Seaham's serviceable beach wasn't always quite so with the blackened spoil from the collieries still washing up as recently as 1991. The Turning the Tide Partnership polished the pebbles and cleaned up this stretch as well as paving the promenade to give people a reason to visit.
Turning the Tide evolved into the multi-agency Durham Heritage Coast organisation, the folks behind the footpath, and hats off to whoever had the vision of promoting the area from Hendon down to Hartlepool back in the late '90s.
Things are even more serviceable, beach-wise, a little way north past the rocks at Glass Beach, by the way.
The main offender for the mess was, by then, the 6th Marquess of Londonderry, whoever he was, who decided to sink a local mine, some time after his Grandad's harbour.
He stands proudly outside of the old Londonderry Offices, now converted to 'Luxury Apartments', but he was nothing more than a fly-tipper, really, so gets little publicity here.
Two mines here, actually, Dawdon just south and Vane Tempest just north. Vane-Tempest was the family name Londonderry married into and it's pure coincidence the 3rd Marquess' young, second wife just happened to have inherited some old coal merchant's lot, eh?
That slightly spoils the mystery of the marvellously named colliery that's ruined even further by it now having a carvery and a housing estate on it.
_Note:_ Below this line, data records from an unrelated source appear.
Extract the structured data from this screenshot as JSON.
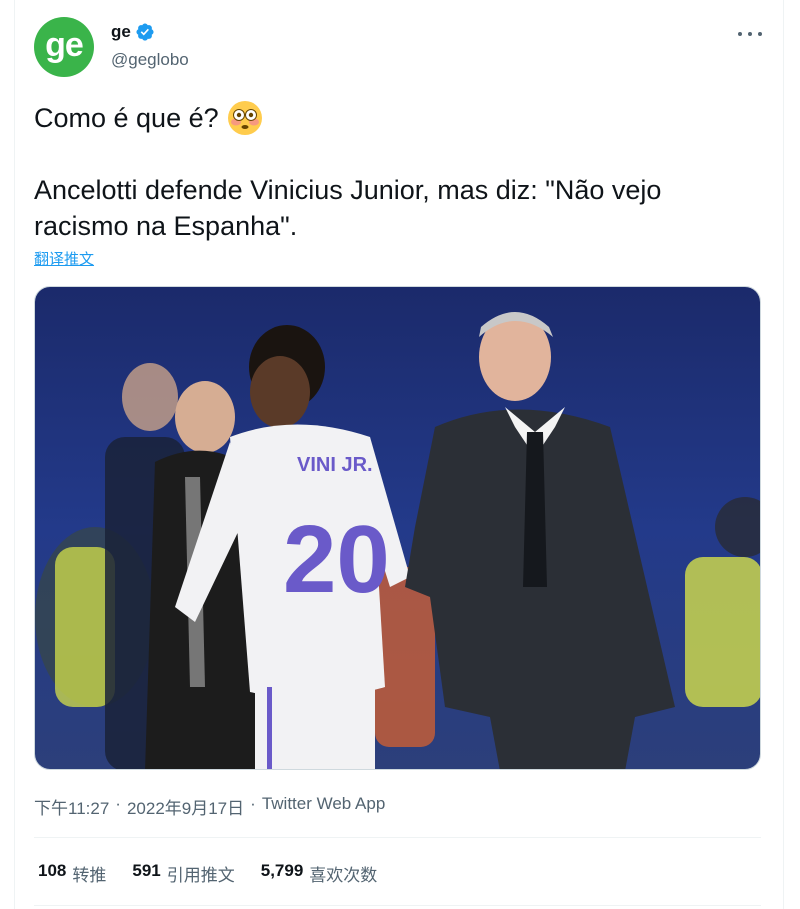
{
  "author": {
    "display_name": "ge",
    "handle": "@geglobo",
    "avatar_text": "ge",
    "avatar_color": "#3ab44a",
    "verified": true
  },
  "tweet": {
    "line1": "Como é que é?",
    "line1_emoji": "flushed-face-emoji",
    "line2": "Ancelotti defende Vinicius Junior, mas diz: \"Não vejo racismo na Espanha\".",
    "translate_link": "翻译推文"
  },
  "media": {
    "jersey_name": "VINI JR.",
    "jersey_number": "20"
  },
  "meta": {
    "time": "下午11:27",
    "date": "2022年9月17日",
    "source": "Twitter Web App",
    "separator": "·"
  },
  "stats": {
    "retweets": {
      "count": "108",
      "label": "转推"
    },
    "quotes": {
      "count": "591",
      "label": "引用推文"
    },
    "likes": {
      "count": "5,799",
      "label": "喜欢次数"
    }
  },
  "colors": {
    "text": "#0f1419",
    "secondary": "#536471",
    "link": "#1d9bf0",
    "verified_badge": "#1d9bf0"
  },
  "icons": {
    "verified": "verified-badge-icon",
    "more": "more-horizontal-icon"
  }
}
The war memorial once had centre stage in the middle of Terrace Green but settles now for second billing next to something of, not entirely unrelated, significance.
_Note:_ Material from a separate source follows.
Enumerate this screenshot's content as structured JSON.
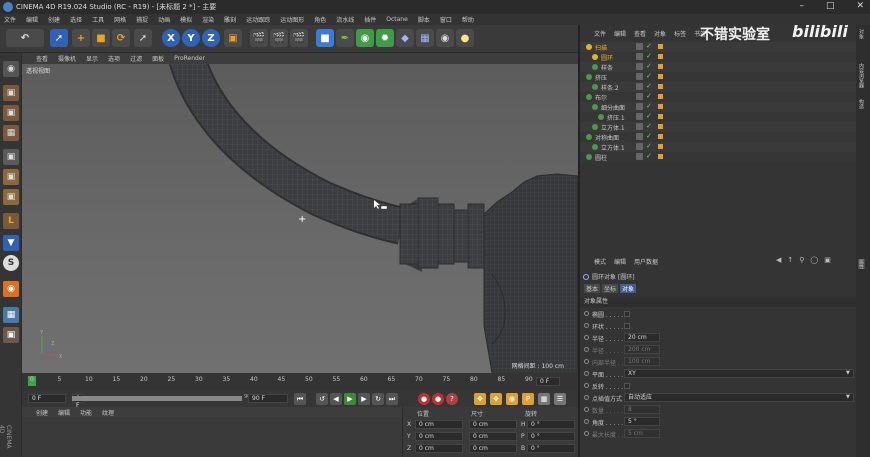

Affectionately known as 'Tommy', 1101 is a nine-foot-tall, steel statue and a nod to when time ticked into the first minute of the armistice. The coat looks like it should fold when you feel it and his weary sigh is almost audible.
As big bits of public artwork go, this one is, for once, fully fathomable and is, quite frankly, fantastic. It was intended as a temporary installation but caused such a stir, the town had a whip-round to make the stay permanent with some help from their friends at Durham Heritage Coast.
The creator Ray Lonsdale is a former steel fabricator from the area who swapped making railings for the council to pursue something more creative.
It's not known if he had a hand in these railings, the die-cast poppies stamped with the details of men and women from Seaham all killed in global conflicts.
At the time of writing, it feels that the world is a very different place to the not-too-distant past. President Trumper hasn't pressed that button just yet and blustering Boris is bluffing badly over Brexit™, the big buffoon.
Dr Who is now a lassie but, stranger still, they're now sipping Rioja and eating tapas, outside... in County Durham! The world really has changed, hasn't it, eh?
They're queuing down to Dawdon most days at Lickety Split, purveyors of the best ice cream, and some, in County Durham, scratch that the North East, scratch that the UK, scratch that the world!
It's so popular, you might have to settle for Creams of Seaham, a rival operator two doors down, who look to be mopping up the milky overspill.
Meanwhile, back in Lickety's, no Monkey's Blood thanks, awful stuff, but crushed nuts? No, it's just the way I talk and that one's so old, it can be credited to Lord Byron.
Three mines here, actually, and Seaham Colliery is represented in The Brothers by Brian Brown, another local sculptor who, himself, is an ex-miner.
All of these little touches have lifted Seaham from the downbeat to a day tripper's destination and with only a pre-millenium memory, SlyBob left feeling a lot jollier than when they arrived.
Hang on! Doesn't that rhyme with collier? Yes, if only Lord Byron had been that way inclined.